Bogen spannt sich von Schiele bis Hundertwasser

St.Pölten (NLK) - In der neuesten Ausgabe der "Kulturzeitschrift aus Niederösterreich" – wie sich der "morgen" im Untertitel nennt – berichtet aus Anlaß der großen Schiele-Ausstellung der Doyen der österreichischen Kunsthistoriker, Professor Rupert Feuchtmüller, über die Probleme der Schiele-Geburtsstadt Tulln mit ihrem großen Sohn. Feuchtmüller schildert auch eindrucksvoll seine Bemühungen, nach 1945 die künstlerische Bedeutung den wegen Pornographie verurteilten "Modernen" Egon Schiele in seiner Heimat bewußt gemacht zu haben.

Weiters greift in einem als "Polemik" bezeichneten Beitrag der Universitätsprofessor für Entwicklungspsychologie an der Universität Münster, Walter Schurian, die Tendenz Wiens an, durch "Behübschung" statt guter Architektur deutschen Städten wie Duisburg und Gelsenkirchen immer ähnlicher zu werden. Wörtlich schreibt Schurian unter Hinweis auf Friedensreich Hundertwasser, daß dessen "Kultur des Frohsinns" eine hemmungslos verhüttelte Stadtlandschaft bewirkt habe.

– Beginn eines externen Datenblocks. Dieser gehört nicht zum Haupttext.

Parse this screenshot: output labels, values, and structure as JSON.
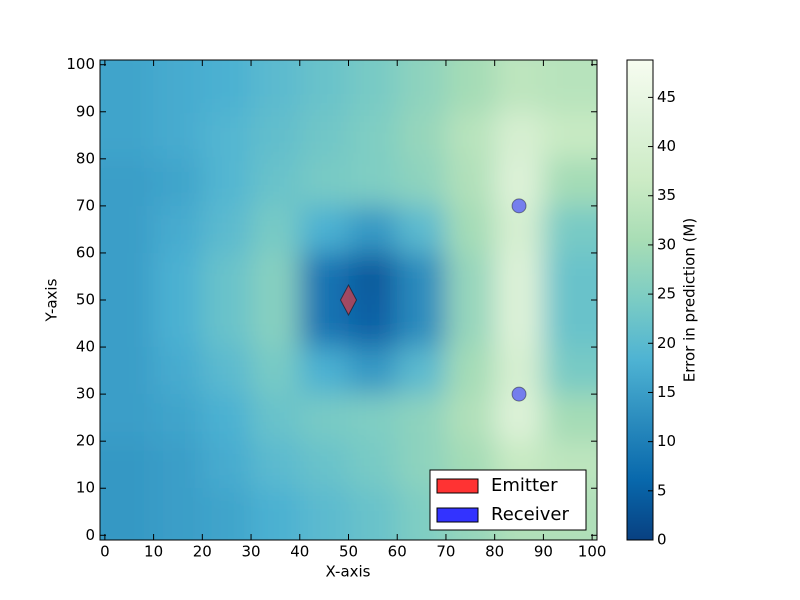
{
  "chart_data": {
    "type": "heatmap",
    "xlabel": "X-axis",
    "ylabel": "Y-axis",
    "xlim": [
      -1,
      101
    ],
    "ylim": [
      -1,
      101
    ],
    "xticks": [
      0,
      10,
      20,
      30,
      40,
      50,
      60,
      70,
      80,
      90,
      100
    ],
    "yticks": [
      0,
      10,
      20,
      30,
      40,
      50,
      60,
      70,
      80,
      90,
      100
    ],
    "x_centers": [
      5,
      15,
      25,
      35,
      45,
      55,
      65,
      75,
      85,
      95
    ],
    "y_centers": [
      95,
      85,
      75,
      65,
      55,
      45,
      35,
      25,
      15,
      5
    ],
    "z": [
      [
        16,
        17,
        18,
        20,
        22,
        24,
        27,
        30,
        34,
        33
      ],
      [
        16,
        17,
        19,
        21,
        23,
        25,
        28,
        33,
        40,
        36
      ],
      [
        15,
        16,
        19,
        22,
        24,
        25,
        27,
        32,
        42,
        30
      ],
      [
        15,
        17,
        20,
        24,
        18,
        14,
        20,
        30,
        40,
        24
      ],
      [
        15,
        18,
        22,
        26,
        8,
        4,
        12,
        28,
        42,
        22
      ],
      [
        15,
        18,
        22,
        26,
        8,
        5,
        12,
        28,
        42,
        22
      ],
      [
        15,
        17,
        20,
        24,
        18,
        14,
        20,
        30,
        40,
        24
      ],
      [
        15,
        16,
        18,
        22,
        24,
        25,
        27,
        32,
        42,
        30
      ],
      [
        14,
        15,
        17,
        20,
        22,
        24,
        27,
        30,
        36,
        34
      ],
      [
        14,
        15,
        16,
        18,
        20,
        22,
        25,
        28,
        32,
        32
      ]
    ],
    "colormap": [
      "#084081",
      "#0868ac",
      "#2b8cbe",
      "#4eb3d3",
      "#7bccc4",
      "#a8ddb5",
      "#ccebc5",
      "#e0f3db",
      "#f7fcf0"
    ],
    "colorbar": {
      "label": "Error in prediction (M)",
      "lim": [
        0,
        48.8
      ],
      "ticks": [
        0,
        5,
        10,
        15,
        20,
        25,
        30,
        35,
        40,
        45
      ]
    },
    "series": [
      {
        "name": "Emitter",
        "color": "#ff3333",
        "marker": "diamond",
        "x": [
          50
        ],
        "y": [
          50
        ]
      },
      {
        "name": "Receiver",
        "color": "#3333ff",
        "marker": "circle",
        "x": [
          85,
          85
        ],
        "y": [
          70,
          30
        ]
      }
    ],
    "legend": "lower right"
  }
}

Der "morgen" beschäftigt sich außerdem ausführlich mit dem diesjährigen Theatersommer in Niederösterreich und nimmt das Zehn-Jahres-Jubiläum in Reichenau zum Gegenstand eines Bildberichtes über die Anfänge des "Burgtheaters in Niederösterreich" bis zur heurigen Spielsaison.

Schließlich entwickelt in einem "morgen"-Interview auch der Intendant von "Art Carnuntum", Piero Bordin, seinen Traum von einer Kulturhauptstadt östlich von Wien.